2
votes

I have a kakfa consumer for which enable.auto.commit is set to false. Whenever I re-start my consumer application, it always reads the last committed offset again and then the next offsets.

For ex. Last committed offset is 50. When I restart consumer, it again reads offset 50 first and then the next offsets.

I am performing commitsync as shown below.

Map<TopicPartition, OffsetAndMetadata> offsets = new HashMap<>();
offsets.put(new TopicPartition("sometopic", partition), new OffsetAndMetadata(offset));
kafkaconsumer.commitSync(offsets);

I tried setting auto.offset.reset to earliest and latest but it is not changing the behavior.

Am I missing something here in consumer configuration ?

config.put(ConsumerConfig.CLIENT_ID_CONFIG, "CLIENT_ID");
config.put(ConsumerConfig.BOOTSTRAP_SERVERS_CONFIG, "127.0.0.1:9092");
config.put(ConsumerConfig.GROUP_ID_CONFIG, "GROUP_ID");
config.put(ConsumerConfig.ENABLE_AUTO_COMMIT_CONFIG, "false");
config.put(ConsumerConfig.KEY_DESERIALIZER_CLASS_CONFIG,StringDeserializer.class.getName());
config.put(ConsumerConfig.VALUE_DESERIALIZER_CLASS_CONFIG,CustomDeserializer.class.getName());
config.put(ConsumerConfig.AUTO_OFFSET_RESET_CONFIG, "latest");
2

2 Answers

6
votes

If you want to use commitSync(offset) you have to be careful and read its Javadoc:

The committed offset should be the next message your application will consume, i.e. lastProcessedMessageOffset + 1.

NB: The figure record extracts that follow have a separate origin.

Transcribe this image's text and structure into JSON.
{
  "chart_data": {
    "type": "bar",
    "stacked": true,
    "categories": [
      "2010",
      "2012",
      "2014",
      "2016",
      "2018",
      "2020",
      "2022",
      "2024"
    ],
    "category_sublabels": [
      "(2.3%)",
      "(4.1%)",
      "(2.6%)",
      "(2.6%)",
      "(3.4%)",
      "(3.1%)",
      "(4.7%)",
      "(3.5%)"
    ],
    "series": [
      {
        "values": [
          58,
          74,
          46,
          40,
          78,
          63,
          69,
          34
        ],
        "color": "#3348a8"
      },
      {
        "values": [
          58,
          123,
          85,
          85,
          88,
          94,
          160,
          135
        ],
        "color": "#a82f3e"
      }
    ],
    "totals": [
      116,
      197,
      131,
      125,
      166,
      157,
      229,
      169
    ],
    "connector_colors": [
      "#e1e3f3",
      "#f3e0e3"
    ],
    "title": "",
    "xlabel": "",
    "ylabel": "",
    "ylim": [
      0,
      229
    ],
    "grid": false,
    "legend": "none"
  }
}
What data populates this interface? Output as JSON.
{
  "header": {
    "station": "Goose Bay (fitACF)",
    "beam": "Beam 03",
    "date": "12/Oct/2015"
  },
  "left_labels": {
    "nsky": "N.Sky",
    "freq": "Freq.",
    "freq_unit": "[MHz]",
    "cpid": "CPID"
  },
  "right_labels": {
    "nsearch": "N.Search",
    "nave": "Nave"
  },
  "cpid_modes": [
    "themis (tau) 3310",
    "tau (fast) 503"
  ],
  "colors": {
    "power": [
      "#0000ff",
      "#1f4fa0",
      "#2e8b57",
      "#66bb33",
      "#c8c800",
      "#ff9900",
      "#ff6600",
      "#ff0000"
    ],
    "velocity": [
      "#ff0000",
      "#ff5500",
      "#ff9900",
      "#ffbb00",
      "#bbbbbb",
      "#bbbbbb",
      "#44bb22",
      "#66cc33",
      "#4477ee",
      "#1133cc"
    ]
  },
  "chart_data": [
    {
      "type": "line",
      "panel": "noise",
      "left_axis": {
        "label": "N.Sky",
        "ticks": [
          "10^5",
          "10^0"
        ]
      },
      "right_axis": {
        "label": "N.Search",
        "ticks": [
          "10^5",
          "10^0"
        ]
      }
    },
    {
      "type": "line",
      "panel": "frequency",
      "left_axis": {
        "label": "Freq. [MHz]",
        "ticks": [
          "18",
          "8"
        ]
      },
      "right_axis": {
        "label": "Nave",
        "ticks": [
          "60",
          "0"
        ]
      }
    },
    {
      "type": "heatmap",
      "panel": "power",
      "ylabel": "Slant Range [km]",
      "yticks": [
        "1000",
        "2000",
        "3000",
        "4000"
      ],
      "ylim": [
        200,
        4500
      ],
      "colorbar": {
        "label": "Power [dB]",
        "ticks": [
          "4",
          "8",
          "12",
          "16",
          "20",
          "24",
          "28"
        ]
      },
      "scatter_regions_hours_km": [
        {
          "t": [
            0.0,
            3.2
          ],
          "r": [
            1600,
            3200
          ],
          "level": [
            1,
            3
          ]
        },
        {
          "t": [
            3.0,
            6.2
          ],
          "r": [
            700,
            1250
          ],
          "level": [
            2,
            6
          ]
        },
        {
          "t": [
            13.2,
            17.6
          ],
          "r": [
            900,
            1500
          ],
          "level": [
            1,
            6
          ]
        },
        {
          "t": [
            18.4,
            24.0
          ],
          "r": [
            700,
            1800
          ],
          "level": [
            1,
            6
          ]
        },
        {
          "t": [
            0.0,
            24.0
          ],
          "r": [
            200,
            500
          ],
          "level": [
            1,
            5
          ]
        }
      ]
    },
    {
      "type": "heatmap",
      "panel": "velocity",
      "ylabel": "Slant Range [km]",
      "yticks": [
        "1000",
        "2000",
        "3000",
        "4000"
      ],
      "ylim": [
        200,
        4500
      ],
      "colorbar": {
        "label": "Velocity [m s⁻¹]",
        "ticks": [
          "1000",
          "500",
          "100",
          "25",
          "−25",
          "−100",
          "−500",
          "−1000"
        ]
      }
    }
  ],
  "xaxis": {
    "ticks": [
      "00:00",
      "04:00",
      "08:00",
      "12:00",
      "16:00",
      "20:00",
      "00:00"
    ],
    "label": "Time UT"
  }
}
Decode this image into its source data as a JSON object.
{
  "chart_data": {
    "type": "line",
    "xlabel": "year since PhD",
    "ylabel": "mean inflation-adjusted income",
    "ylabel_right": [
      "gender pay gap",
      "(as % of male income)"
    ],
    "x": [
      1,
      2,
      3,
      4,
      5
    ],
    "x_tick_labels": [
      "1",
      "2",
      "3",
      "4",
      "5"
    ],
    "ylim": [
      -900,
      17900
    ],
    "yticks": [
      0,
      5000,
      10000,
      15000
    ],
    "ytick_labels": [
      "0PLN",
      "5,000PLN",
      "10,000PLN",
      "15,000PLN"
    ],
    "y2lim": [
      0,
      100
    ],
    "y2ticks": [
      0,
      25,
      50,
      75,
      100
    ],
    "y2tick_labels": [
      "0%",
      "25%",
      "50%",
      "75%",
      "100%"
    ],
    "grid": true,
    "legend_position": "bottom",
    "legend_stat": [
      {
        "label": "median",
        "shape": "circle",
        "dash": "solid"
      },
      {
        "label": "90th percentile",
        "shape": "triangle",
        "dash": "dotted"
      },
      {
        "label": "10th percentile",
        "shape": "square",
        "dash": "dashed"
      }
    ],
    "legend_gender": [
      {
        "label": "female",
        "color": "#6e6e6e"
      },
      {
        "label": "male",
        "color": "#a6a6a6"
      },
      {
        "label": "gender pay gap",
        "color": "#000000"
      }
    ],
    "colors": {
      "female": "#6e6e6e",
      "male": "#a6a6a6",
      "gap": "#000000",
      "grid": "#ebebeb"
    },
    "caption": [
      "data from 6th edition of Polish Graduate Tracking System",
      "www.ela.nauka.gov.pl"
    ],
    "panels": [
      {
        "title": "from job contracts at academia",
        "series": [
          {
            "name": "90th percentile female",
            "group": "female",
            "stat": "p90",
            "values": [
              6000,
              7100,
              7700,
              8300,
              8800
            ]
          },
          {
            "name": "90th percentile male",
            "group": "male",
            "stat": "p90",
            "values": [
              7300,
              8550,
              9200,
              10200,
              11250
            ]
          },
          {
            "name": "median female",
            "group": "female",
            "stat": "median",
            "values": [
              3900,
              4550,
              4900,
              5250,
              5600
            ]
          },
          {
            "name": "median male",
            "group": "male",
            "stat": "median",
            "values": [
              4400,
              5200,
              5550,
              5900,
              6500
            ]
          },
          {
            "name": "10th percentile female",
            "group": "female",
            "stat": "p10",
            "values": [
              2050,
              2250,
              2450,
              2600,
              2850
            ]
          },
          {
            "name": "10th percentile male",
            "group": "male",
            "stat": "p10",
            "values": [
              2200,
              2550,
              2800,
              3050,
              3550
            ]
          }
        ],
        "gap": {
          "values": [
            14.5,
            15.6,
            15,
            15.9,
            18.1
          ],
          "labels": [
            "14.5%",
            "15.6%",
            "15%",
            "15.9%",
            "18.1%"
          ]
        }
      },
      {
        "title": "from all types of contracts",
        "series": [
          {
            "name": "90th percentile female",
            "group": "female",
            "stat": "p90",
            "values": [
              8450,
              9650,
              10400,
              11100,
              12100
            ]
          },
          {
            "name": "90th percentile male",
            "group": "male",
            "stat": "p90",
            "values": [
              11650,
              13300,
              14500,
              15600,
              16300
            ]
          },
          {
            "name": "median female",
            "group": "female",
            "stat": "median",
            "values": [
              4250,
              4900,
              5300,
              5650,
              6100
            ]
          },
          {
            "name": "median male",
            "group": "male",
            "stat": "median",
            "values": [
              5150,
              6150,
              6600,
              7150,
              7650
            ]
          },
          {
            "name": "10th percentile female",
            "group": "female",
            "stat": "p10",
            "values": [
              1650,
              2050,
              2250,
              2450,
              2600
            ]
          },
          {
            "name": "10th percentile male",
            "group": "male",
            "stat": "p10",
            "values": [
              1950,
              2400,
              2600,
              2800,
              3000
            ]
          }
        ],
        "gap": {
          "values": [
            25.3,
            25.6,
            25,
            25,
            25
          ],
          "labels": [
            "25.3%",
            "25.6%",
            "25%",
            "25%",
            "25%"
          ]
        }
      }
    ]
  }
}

If you don't add + 1 to the offset, it is expected that on next restart, the consumer will consume again the last message. As mentioned in the other answer, if you use commitSync() without any argument, you don't have to worry about that

0
votes

It looks like you're trying to commit using new OffsetAndMetadta(offset). That's not the typical usage.

Here's an example from the documentation, under Manual Offset Control:

 List<ConsumerRecord<String, String>> buffer = new ArrayList<>();
 while (true) {
     ConsumerRecords<String, String> records = consumer.poll(100);
     for (ConsumerRecord<String, String> record : records) {
         buffer.add(record);
     }
     if (buffer.size() >= minBatchSize) {
         insertIntoDb(buffer);
         consumer.commitSync();
         buffer.clear();
     }
 }

https://kafka.apache.org/21/javadoc/org/apache/kafka/clients/consumer/KafkaConsumer.html

Notice how the consumer.commitSync() call is performed without any parameters. It simply consumes, and it will commit to whatever was consumed up to that point.